The group of the powerful... the voice of the weak

November 23, 2020
Tariq Al-Homayed

If there is any title for the Group of Twenty Summit that was held remotely in Riyadh, then it would be the summit of “Restoring reassurance and hope for the peoples of the world,” as was highlighted by Custodian of the Two Holy Mosques King Salman in his opening speech.

The speech of King Salman made the G20 summit a forum of the powerful and a voice for the weak, as the Monarch’s speech manifested the concern for the people of the world, specifically for the people of the developing countries and the poor societies.

In the speech of King Salman, the ruler of Saudi Arabia, there was also a concern for the climate, environment, and a call to ensure the availability of vaccines for the COVID-19 pandemic at affordable prices, and to ensure its equitable access to both the poor and rich countries.

The King’s speech was the voice of motivation for the youth and in defense of women.
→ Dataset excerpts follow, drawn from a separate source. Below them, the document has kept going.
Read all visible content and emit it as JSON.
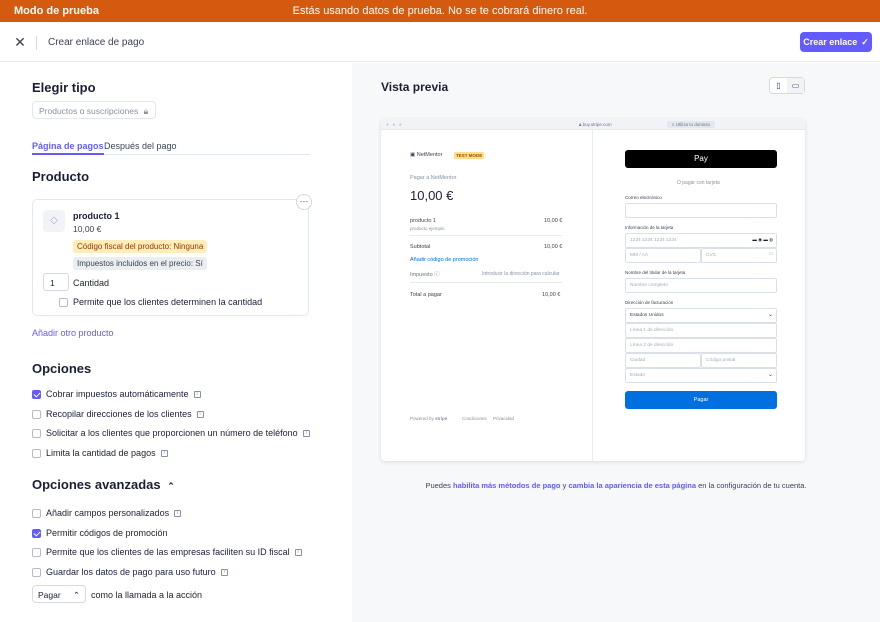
{
  "test_banner": {
    "label": "Modo de prueba",
    "message": "Estás usando datos de prueba. No se te cobrará dinero real."
  },
  "topbar": {
    "title": "Crear enlace de pago",
    "create_button": "Crear enlace"
  },
  "left": {
    "type_heading": "Elegir tipo",
    "type_select": "Productos o suscripciones",
    "tabs": [
      {
        "label": "Página de pagos"
      },
      {
        "label": "Después del pago"
      }
    ],
    "product_heading": "Producto",
    "product": {
      "name": "producto 1",
      "price": "10,00 €",
      "tax_badge": "Código fiscal del producto: Ninguna",
      "tax_included_badge": "Impuestos incluidos en el precio: Sí",
      "quantity": "1",
      "quantity_label": "Cantidad",
      "adjust_qty_label": "Permite que los clientes determinen la cantidad"
    },
    "add_product": "Añadir otro producto",
    "options_heading": "Opciones",
    "options": [
      {
        "label": "Cobrar impuestos automáticamente",
        "checked": true
      },
      {
        "label": "Recopilar direcciones de los clientes",
        "checked": false
      },
      {
        "label": "Solicitar a los clientes que proporcionen un número de teléfono",
        "checked": false
      },
      {
        "label": "Limita la cantidad de pagos",
        "checked": false
      }
    ],
    "advanced_heading": "Opciones avanzadas",
    "advanced": [
      {
        "label": "Añadir campos personalizados",
        "checked": false
      },
      {
        "label": "Permitir códigos de promoción",
        "checked": true
      },
      {
        "label": "Permite que los clientes de las empresas faciliten su ID fiscal",
        "checked": false
      },
      {
        "label": "Guardar los datos de pago para uso futuro",
        "checked": false
      }
    ],
    "cta_select": "Pagar",
    "cta_label": "como la llamada a la acción"
  },
  "preview": {
    "title": "Vista previa",
    "url": "buy.stripe.com",
    "domain_btn": "Utiliza tu dominio",
    "merchant": "NetMentor",
    "test_badge": "TEST MODE",
    "pay_to": "Pagar a NetMentor",
    "amount": "10,00 €",
    "item_name": "producto 1",
    "item_desc": "producto ejemplo",
    "item_price": "10,00 €",
    "subtotal_label": "Subtotal",
    "subtotal_value": "10,00 €",
    "promo_link": "Añadir código de promoción",
    "tax_label": "Impuesto",
    "tax_value": "Introducir la dirección para calcular",
    "total_label": "Total a pagar",
    "total_value": "10,00 €",
    "powered": "Powered by",
    "stripe": "stripe",
    "conditions": "Condiciones",
    "privacy": "Privacidad",
    "applepay": "Pay",
    "or_card": "O pagar con tarjeta",
    "email_label": "Correo electrónico",
    "card_label": "Información de la tarjeta",
    "card_placeholder": "1234 1234 1234 1234",
    "exp_placeholder": "MM / AA",
    "cvc_placeholder": "CVC",
    "holder_label": "Nombre del titular de la tarjeta",
    "holder_placeholder": "Nombre completo",
    "billing_label": "Dirección de facturación",
    "country": "Estados Unidos",
    "line1": "Línea 1 de dirección",
    "line2": "Línea 2 de dirección",
    "city": "Ciudad",
    "zip": "Código postal",
    "state": "Estado",
    "pay_button": "Pagar"
  },
  "footer": {
    "pre": "Puedes",
    "link1": "habilita más métodos de pago",
    "mid": "y",
    "link2": "cambia la apariencia de esta página",
    "post": "en la configuración de tu cuenta."
  },
  "colors": {
    "accent": "#635bff",
    "test_banner": "#d35a0f",
    "pay_button": "#0070e0"
  }
}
King Salman said in his speech: “Although we are optimistic about the progress made in developing vaccines, therapeutics, and diagnostics tools for COVID-19, we must work to create the conditions for affordable and equitable access to these tools for all peoples. At the same time, we must prepare better for any future pandemic.”

The King continued saying: “I am confident that the Riyadh Summit will deliver significant and decisive results and will lead to adopting economic and social policies that will restore hope and reassurance to the people of the world. We must also continue to support the global economy and reopen our economies and borders to facilitate the mobility of trade and people,” he said.
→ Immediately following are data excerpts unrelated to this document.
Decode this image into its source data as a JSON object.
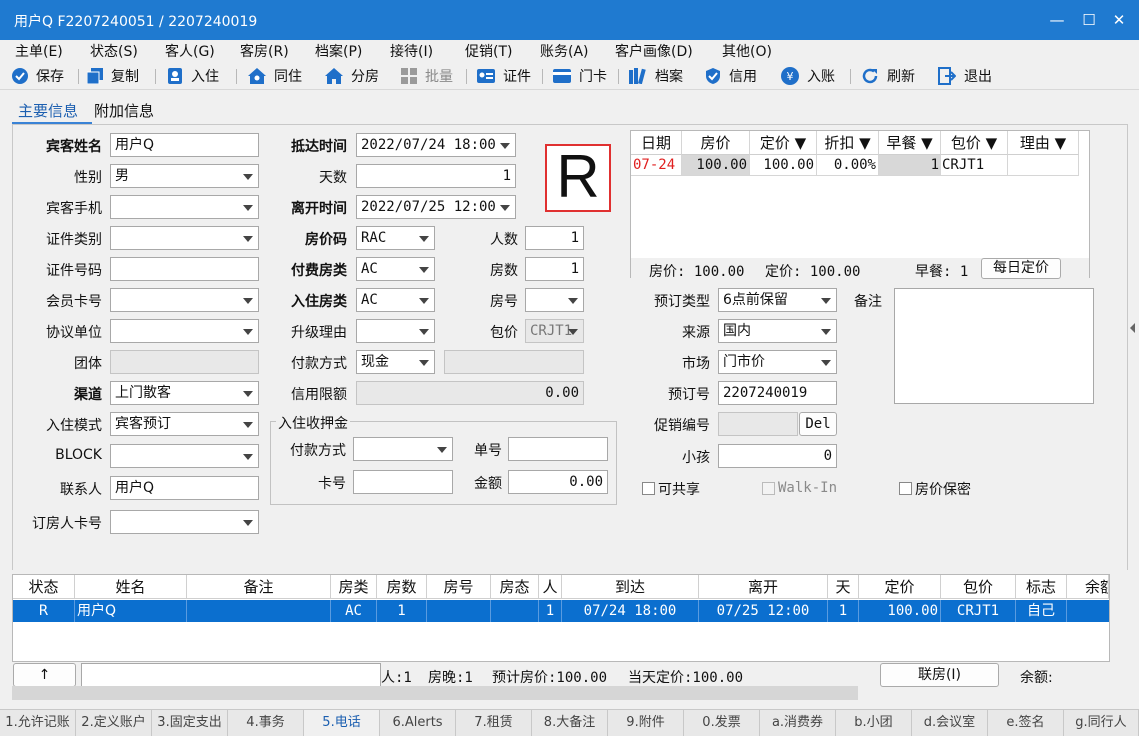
{
  "window": {
    "title": "用户Q  F2207240051 / 2207240019"
  },
  "menu": [
    "主单(E)",
    "状态(S)",
    "客人(G)",
    "客房(R)",
    "档案(P)",
    "接待(I)",
    "促销(T)",
    "账务(A)",
    "客户画像(D)",
    "其他(O)"
  ],
  "toolbar": {
    "save": "保存",
    "copy": "复制",
    "checkin": "入住",
    "share": "同住",
    "assign": "分房",
    "batch": "批量",
    "cert": "证件",
    "card": "门卡",
    "archive": "档案",
    "credit": "信用",
    "post": "入账",
    "refresh": "刷新",
    "exit": "退出"
  },
  "tabs": {
    "main": "主要信息",
    "extra": "附加信息"
  },
  "form": {
    "guest_name_label": "宾客姓名",
    "guest_name": "用户Q",
    "gender_label": "性别",
    "gender": "男",
    "mobile_label": "宾客手机",
    "mobile": "",
    "id_type_label": "证件类别",
    "id_type": "",
    "id_no_label": "证件号码",
    "id_no": "",
    "member_label": "会员卡号",
    "member": "",
    "agreement_label": "协议单位",
    "agreement": "",
    "group_label": "团体",
    "group": "",
    "channel_label": "渠道",
    "channel": "上门散客",
    "mode_label": "入住模式",
    "mode": "宾客预订",
    "block_label": "BLOCK",
    "block": "",
    "contact_label": "联系人",
    "contact": "用户Q",
    "booker_label": "订房人卡号",
    "booker": "",
    "arrival_label": "抵达时间",
    "arrival": "2022/07/24 18:00",
    "days_label": "天数",
    "days": "1",
    "depart_label": "离开时间",
    "depart": "2022/07/25 12:00",
    "rate_code_label": "房价码",
    "rate_code": "RAC",
    "persons_label": "人数",
    "persons": "1",
    "pay_room_label": "付费房类",
    "pay_room": "AC",
    "rooms_label": "房数",
    "rooms": "1",
    "stay_room_label": "入住房类",
    "stay_room": "AC",
    "room_no_label": "房号",
    "room_no": "",
    "upgrade_label": "升级理由",
    "upgrade": "",
    "package_label": "包价",
    "package": "CRJT1",
    "pay_method_label": "付款方式",
    "pay_method": "现金",
    "pay_extra": "",
    "credit_label": "信用限额",
    "credit": "0.00",
    "deposit_title": "入住收押金",
    "dep_pay_label": "付款方式",
    "dep_pay": "",
    "dep_no_label": "单号",
    "dep_no": "",
    "dep_card_label": "卡号",
    "dep_card": "",
    "dep_amount_label": "金额",
    "dep_amount": "0.00",
    "status_mark": "R",
    "booking_type_label": "预订类型",
    "booking_type": "6点前保留",
    "source_label": "来源",
    "source": "国内",
    "market_label": "市场",
    "market": "门市价",
    "booking_no_label": "预订号",
    "booking_no": "2207240019",
    "promo_label": "促销编号",
    "promo": "",
    "promo_btn": "Del",
    "child_label": "小孩",
    "child": "0",
    "remark_label": "备注",
    "remark": "",
    "shareable": "可共享",
    "walkin": "Walk-In",
    "rate_secret": "房价保密"
  },
  "rate_grid": {
    "headers": [
      "日期",
      "房价",
      "定价 ▼",
      "折扣 ▼",
      "早餐 ▼",
      "包价 ▼",
      "理由 ▼"
    ],
    "row": {
      "date": "07-24",
      "price": "100.00",
      "set": "100.00",
      "discount": "0.00%",
      "breakfast": "1",
      "package": "CRJT1",
      "reason": ""
    },
    "summary": {
      "price": "房价: 100.00",
      "set": "定价: 100.00",
      "breakfast": "早餐: 1",
      "daily_btn": "每日定价"
    }
  },
  "lower_grid": {
    "headers": [
      "状态",
      "姓名",
      "备注",
      "房类",
      "房数",
      "房号",
      "房态",
      "人",
      "到达",
      "离开",
      "天",
      "定价",
      "包价",
      "标志",
      "余额"
    ],
    "row": {
      "status": "R",
      "name": "用户Q",
      "remark": "",
      "room_type": "AC",
      "rooms": "1",
      "room_no": "",
      "room_state": "",
      "persons": "1",
      "arrive": "07/24 18:00",
      "depart": "07/25 12:00",
      "days": "1",
      "price": "100.00",
      "package": "CRJT1",
      "flag": "自己",
      "balance": ""
    }
  },
  "status": {
    "up": "↑",
    "persons": "人:1",
    "nights": "房晚:1",
    "est": "预计房价:100.00",
    "today": "当天定价:100.00",
    "link_btn": "联房(I)",
    "balance": "余额:"
  },
  "bottom_tabs": [
    "1.允许记账",
    "2.定义账户",
    "3.固定支出",
    "4.事务",
    "5.电话",
    "6.Alerts",
    "7.租赁",
    "8.大备注",
    "9.附件",
    "0.发票",
    "a.消费券",
    "b.小团",
    "d.会议室",
    "e.签名",
    "g.同行人"
  ]
}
King Salman also underlined the need to continue laying the basic foundations for robust, sustainable, and inclusive growth. “We need to promote access to opportunity for all, especially women and youth to enhance their roles in the society and in the job market through education, training, job creation, as well as supporting entrepreneurship, strengthening financial inclusion, and bridging the digital gaps among individuals.”

The King called on the leaders of the group to provide support to the developing countries in a coordinated manner to maintain the development already achieved over the past decades.

He also underlined the need to create the conditions for a more sustainable economy. “Therefore, we have advocated the Circular Carbon Economy as an effective approach for achieving our climate goals and ensuring a cleaner, more sustainable, and affordable energy systems. We must lead the international community in preserving and conserving our environment.”

Therefore, the Riyadh summit was the voice of political reason to ensure the cooperation of two-thirds of the earth that this summit represents combinedly, in addition to ensuring the stability of 80 percent of the global gross domestic product.

I write this column before the final communiqué of G20 is issued, but what was evident from the words of King Salman and other leaders of the G20, in which every member country attended with the highest level of representation, is that this summit would be a turning point for the work of the G20, as it was the case of the 2008 G20 summit, which was instrumental in saving the world from economic collapse.

Therefore, the Riyadh summit is historic, especially since it is for the first time that two summits were being held in one year, under the presidency of one country, which is Saudi Arabia.

It was held virtually, but this virtuality showed the reality of our developed country, which is experiencing a real transformation that strives to have a prosperous future under the Vision 2030.